Onlardan biri de Şampiyonlar Ligi'nden men süreci işte.
UEFA; "TFF'nin beyanları ve yazışmalar sonucu alınmış bir karardır" diyerek topu TFF'ye atıyor.
TFF; UEFA ve Cornu'nun ifadelerine itiraz ediyor. Ve men kararının UEFA tarafından dikte edildiği iddiasını savunuyor.
Cornu; henüz doğrulanmayan haber kaynağına göre özür diliyor ve sorumluluğu UEFA avukatlarına bırakıyor.
Arıboğan; UEFA'nın men kararının sebebinin medyadaki haberler olduğunu söylüyor. Ve ekliyor; "Cornu, Savcı Berk'e gazete haberleri doğru mu diye sordu ve evet yanıtı aldı."
Şu yukarıdaki satırların hiç biri yorum değil. Demeçlerin özeti.
Ve bu demeçler bile, ortadaki kumpası/tezgahı/yalanı net bir şekilde ortaya seriyor.
Üstelik biri değil, hepsi yalan söylüyor.
UEFA, TFF, Cornu ve Arıboğan.
UEFA; 4 Temmuz'dan itibaren zaten Lycée mensupları tarafından aleyhte işleniyor.

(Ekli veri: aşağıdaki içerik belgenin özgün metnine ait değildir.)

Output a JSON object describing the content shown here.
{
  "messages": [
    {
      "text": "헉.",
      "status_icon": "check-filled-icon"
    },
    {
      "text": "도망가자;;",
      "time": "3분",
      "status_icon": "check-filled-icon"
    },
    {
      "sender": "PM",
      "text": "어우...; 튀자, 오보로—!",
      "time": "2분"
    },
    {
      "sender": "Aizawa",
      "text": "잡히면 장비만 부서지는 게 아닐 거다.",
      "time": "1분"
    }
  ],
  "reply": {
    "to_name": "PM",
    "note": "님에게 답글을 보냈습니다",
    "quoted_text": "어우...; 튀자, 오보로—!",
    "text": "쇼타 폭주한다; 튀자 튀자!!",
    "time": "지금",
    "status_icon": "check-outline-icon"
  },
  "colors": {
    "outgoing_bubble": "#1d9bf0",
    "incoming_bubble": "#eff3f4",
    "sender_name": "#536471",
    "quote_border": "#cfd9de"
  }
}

TFF; başı kesik dana gibi, ne yaptığını bilmiyor.
Cornu; hem içerden hem dışardan bir kanaate itekleniyor.
Arıboğan; Lycée'nin güdümünde, görevini yapıyor.
Savcı; bilgi, belge yok diyor ama sessiz sinemada Cornu'ya istediklerini veriyor.
Ama tüm bu aktörler ve yazılan senaryo "O görünmez el'den"
Neresini tutalım şimdi bu işin?
UEFA'nın Lycée'nin tuzağına düşerek, mesnetsizce yarattığı baskıyı mı?
Cornu'nun bir oraya bir buraya beyanatlarını mı?
Arıboğan ve Helvacı'nın Adnan Öztürk ile olan münasebetini mi?
Thomas Kurth ile Adnan Öztürk'ün münasebetini mi?
Aynı Thomas Kurth'un UEFA'da yaptığı kulisi mi?
Savcı Berk'in; gizlilik kararını "sonuna kadar" uygulamasını mı?
Hangisini tutalım?
Hangisine yanalım?
En çok güldüren/ağlatan da ne biliyor musunuz?
Hani şu doğru olduğu, mimiklerle kabul edilen gazete haberlerinin neredeyse tamamının henüz hiçbir savunma yapılmadan çürümüş olması.
Yani oluşan kanaatin sebebi;
Yaani Şampiyonlar Ligi'nden men edilmemizin sebebi;
Emenike'nin para sayma görüntüleri.
Korcan'ın "kızkardeşine" alınan "Mini".
Emniyetin yaptığı 19 maçta şike var açıklaması.
"Bilyoner"in kapatılması.
"Havuz işi"
"Eskişehir'de rahat mıyız?"
Ve daha niceleri.
Hakikaten; güler misin, ağlar mısın şimdi?